Tannin wrote:If they are not better, David, they are certainly less worse. They come from an organisation which, for all its faults (and there are many), is honestly dedicated to the betterment of Australia and Australians - often wrongheadedly so, no question about that, but the Labor Party has many very genuine and honest members. To get the nod as a candidate, an aspiring Labor politician has to be genuine and honest (most are) or else fool the bulk of the membership. Some manage this, no question, and others start out meaning well but power corrupts them.
Contrast this with the Liberals, where the membership is overwhelmingly comprised of shallow, greedy slimeballs - the sort who will trick you and do you down on Friday and turn up to church on Sunday singing hymns and tellling you how holy they are. I am not kidding: these types join The Party because it is a way to meet up with others of the same ilk, and they go on the local council because it gives them the contacts they need to get their dodgy subdivision through, wink wink nudge nudge.
A very different kettle of rotting fish, the Liberal Party. Labor has mostly honest men (some good, some stupid, most a bit of both) with an unfortunate leavening of crooks and slimeballs. (In NSW the slimeballs got the upper hand for a while.) The Liberal Party has greedy self-intrerested slimeballs with the odd more-or-less honest one for contrast.

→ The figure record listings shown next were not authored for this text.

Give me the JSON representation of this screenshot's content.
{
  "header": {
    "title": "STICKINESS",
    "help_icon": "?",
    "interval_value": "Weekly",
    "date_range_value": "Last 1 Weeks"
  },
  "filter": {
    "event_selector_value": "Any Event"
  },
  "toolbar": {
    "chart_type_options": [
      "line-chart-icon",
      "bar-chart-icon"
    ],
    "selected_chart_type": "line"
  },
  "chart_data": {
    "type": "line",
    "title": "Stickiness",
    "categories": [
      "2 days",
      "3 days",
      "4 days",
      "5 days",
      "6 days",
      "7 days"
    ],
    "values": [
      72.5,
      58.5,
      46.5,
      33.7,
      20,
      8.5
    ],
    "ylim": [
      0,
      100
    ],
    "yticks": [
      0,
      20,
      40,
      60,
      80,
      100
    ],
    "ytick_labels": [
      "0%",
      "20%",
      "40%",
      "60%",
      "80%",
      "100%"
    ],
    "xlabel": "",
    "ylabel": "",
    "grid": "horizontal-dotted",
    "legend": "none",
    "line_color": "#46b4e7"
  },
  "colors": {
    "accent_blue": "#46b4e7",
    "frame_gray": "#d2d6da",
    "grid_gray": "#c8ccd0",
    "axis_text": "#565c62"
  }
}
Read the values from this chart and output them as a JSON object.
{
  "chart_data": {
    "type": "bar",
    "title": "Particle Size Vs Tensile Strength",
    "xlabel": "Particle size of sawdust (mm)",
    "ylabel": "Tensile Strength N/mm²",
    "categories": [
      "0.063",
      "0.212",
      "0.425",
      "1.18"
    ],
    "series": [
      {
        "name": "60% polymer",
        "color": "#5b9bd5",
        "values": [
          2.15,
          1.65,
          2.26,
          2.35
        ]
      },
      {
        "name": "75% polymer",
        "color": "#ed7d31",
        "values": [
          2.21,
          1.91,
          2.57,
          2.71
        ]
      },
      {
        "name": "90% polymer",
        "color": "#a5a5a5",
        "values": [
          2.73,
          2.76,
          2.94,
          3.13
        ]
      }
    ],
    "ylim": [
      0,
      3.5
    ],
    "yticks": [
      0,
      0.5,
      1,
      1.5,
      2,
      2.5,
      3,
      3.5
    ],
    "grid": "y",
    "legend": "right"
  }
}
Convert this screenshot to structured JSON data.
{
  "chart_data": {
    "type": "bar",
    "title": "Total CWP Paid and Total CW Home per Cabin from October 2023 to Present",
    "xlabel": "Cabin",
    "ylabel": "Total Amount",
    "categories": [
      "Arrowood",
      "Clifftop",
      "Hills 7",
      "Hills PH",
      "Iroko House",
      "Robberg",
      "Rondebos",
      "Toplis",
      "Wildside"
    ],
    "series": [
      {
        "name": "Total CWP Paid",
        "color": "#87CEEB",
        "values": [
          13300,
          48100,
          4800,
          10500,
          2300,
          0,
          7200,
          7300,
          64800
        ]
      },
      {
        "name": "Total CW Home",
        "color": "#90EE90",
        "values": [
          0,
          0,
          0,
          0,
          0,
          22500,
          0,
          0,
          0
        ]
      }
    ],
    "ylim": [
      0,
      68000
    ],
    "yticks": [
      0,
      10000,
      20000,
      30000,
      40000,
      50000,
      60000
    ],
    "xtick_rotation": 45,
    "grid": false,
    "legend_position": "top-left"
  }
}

We are seeing the truth of this assertion that demonstrated, yet again, right now as we discover the things they have tried to claim on the taypayer's dollar, such as flights and luxury 5-star accommodation for Abbott so he could enter in an iron man race, or (another example) his "fundraising bike ride" which turns out to have been a rort on the public purse.
The US is been dealing with this very argument at the moment. Politics is generally dirty and thuggish, so both sides always provide cover for each other's misdeeds. But at the end of the day only one side is trying to block the provision of improved health care to its citizens like deranged zombies.
David, start with the assumption that politics is dirty and thuggish; there's no other way to get into power given human limitations, and politics attracts the shady and power hungry (Pinker gets to the gnub of the matter here:
http://www.youtube.com/watch?v=DS4xVcko9qw ).
Once you start with that premise, you discover that you have to elect, inevitably, people with such limitations. If so, the next thing you look for is people pushing in the right direction as best they can despite themselves. The Gliberal Party is
never ever even trying to push in that direction because it's nothing but a sham and a front for old capital and old power. The left, in contrast, is at least somewhat prone to good ideas despite the muck of politics. Hence you get Hawke-Keating's economic reforms; Hawke-Keating's multiculturalism and alignment with Asia; Mabo; the Redfern Speech; the Apology; vilification legislation protecting minorities; opposition to Work Choices; an effort to implement an NBN, carbon tax and mining tax; increased disability funding, and so on. All that on top of decades of rights, education, social security, gender, minority, infrastructure access, knowledge access and capital access reforms on behalf of women, children, average workers and the vulnerable. Only one side of politics ever pushes these things with serious conviction, while the other side jumps up and down like possessed trolls time and again trying to block them, only ever jumping on the bandwagon once history has long passed them by.
In other words, the salient point is not that politics is dirty and thuggish, which it is, but that governments committed to socio-economic development and progress, as painfully infrequent as they are, can only ever possibly come from the left. The left might disappoint most of the time, but the Gliberal Party is not even playing the right game on the right planet. The lumping of the two together by the far left might make more sense in a virulently backward country like the US, but it makes less sense in Australia, again, disappointment aside. That doesn't mean we have to lose our independence, become party hacks and talk the nonsense of politics, but it does mean the claim that there is no a material difference between the two sides of politics in most advanced democracies is false.